Chapter 4 of 6 · 2 min read
The Undercut & Overcut
When overtaking on track is hard, drivers attack in the pits instead. The two classic moves are mirror images of each other, and which one works depends on how the tyres are behaving that day.
- 01
The undercut
You pit first. On fresh, fast tyres you set blistering laps while your rival is still grinding around on worn ones. When they finally stop, you have banked enough time to emerge ahead.
- 02
The overcut
You stay out while your rival pits onto cold tyres. For a couple of laps they are slow warming them up, so you keep hammering in fast laps on your older-but-warm rubber and leapfrog them at your own stop.

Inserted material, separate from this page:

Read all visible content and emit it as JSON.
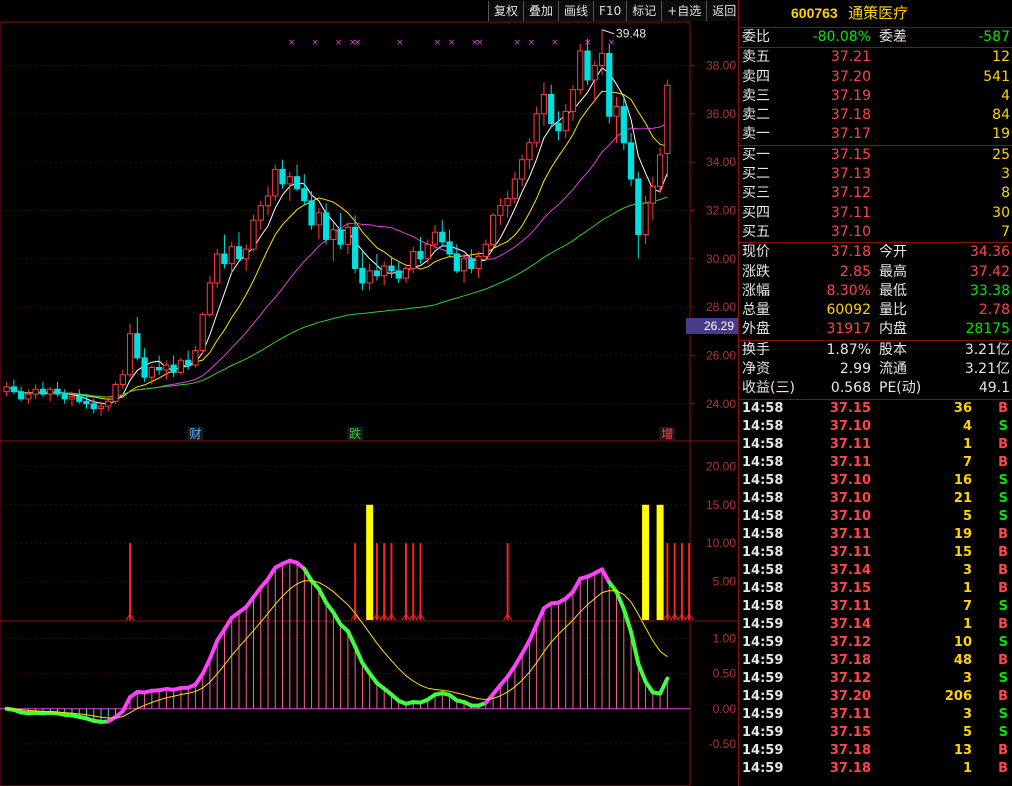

The undercut lives or dies on the out-lap — the single lap straight out of the pits on new tyres. If the driver can get heat into them instantly and bang in a near-qualifying lap, the move sticks; hesitate while the tyres warm and the advantage evaporates. Circuits with a long pit lane blunt the undercut, because the extra seconds spent driving slowly through the pits give the fresh tyres less to win back.
The undercut is so powerful that it shapes how drivers race. A leader will often defend not by going faster but by staying close enough to cover a rival — pitting the moment the car behind does, so it never gets the clear-air laps an undercut needs. When two team-mates pit on consecutive laps the crew performs a double-stack, servicing one car while the next is already on its way in, a stop with almost no margin for error.
Key takeaways
- The undercut: pit early and use fresh-tyre pace to jump ahead.
- The overcut: stay out while a rival struggles on cold new tyres.
- The undercut depends on a perfect out-lap; a long pit lane weakens it.
- Leaders defend by covering the stop; team-mates may double-stack.
- Track temperature, warm-up behaviour, and traffic decide which works.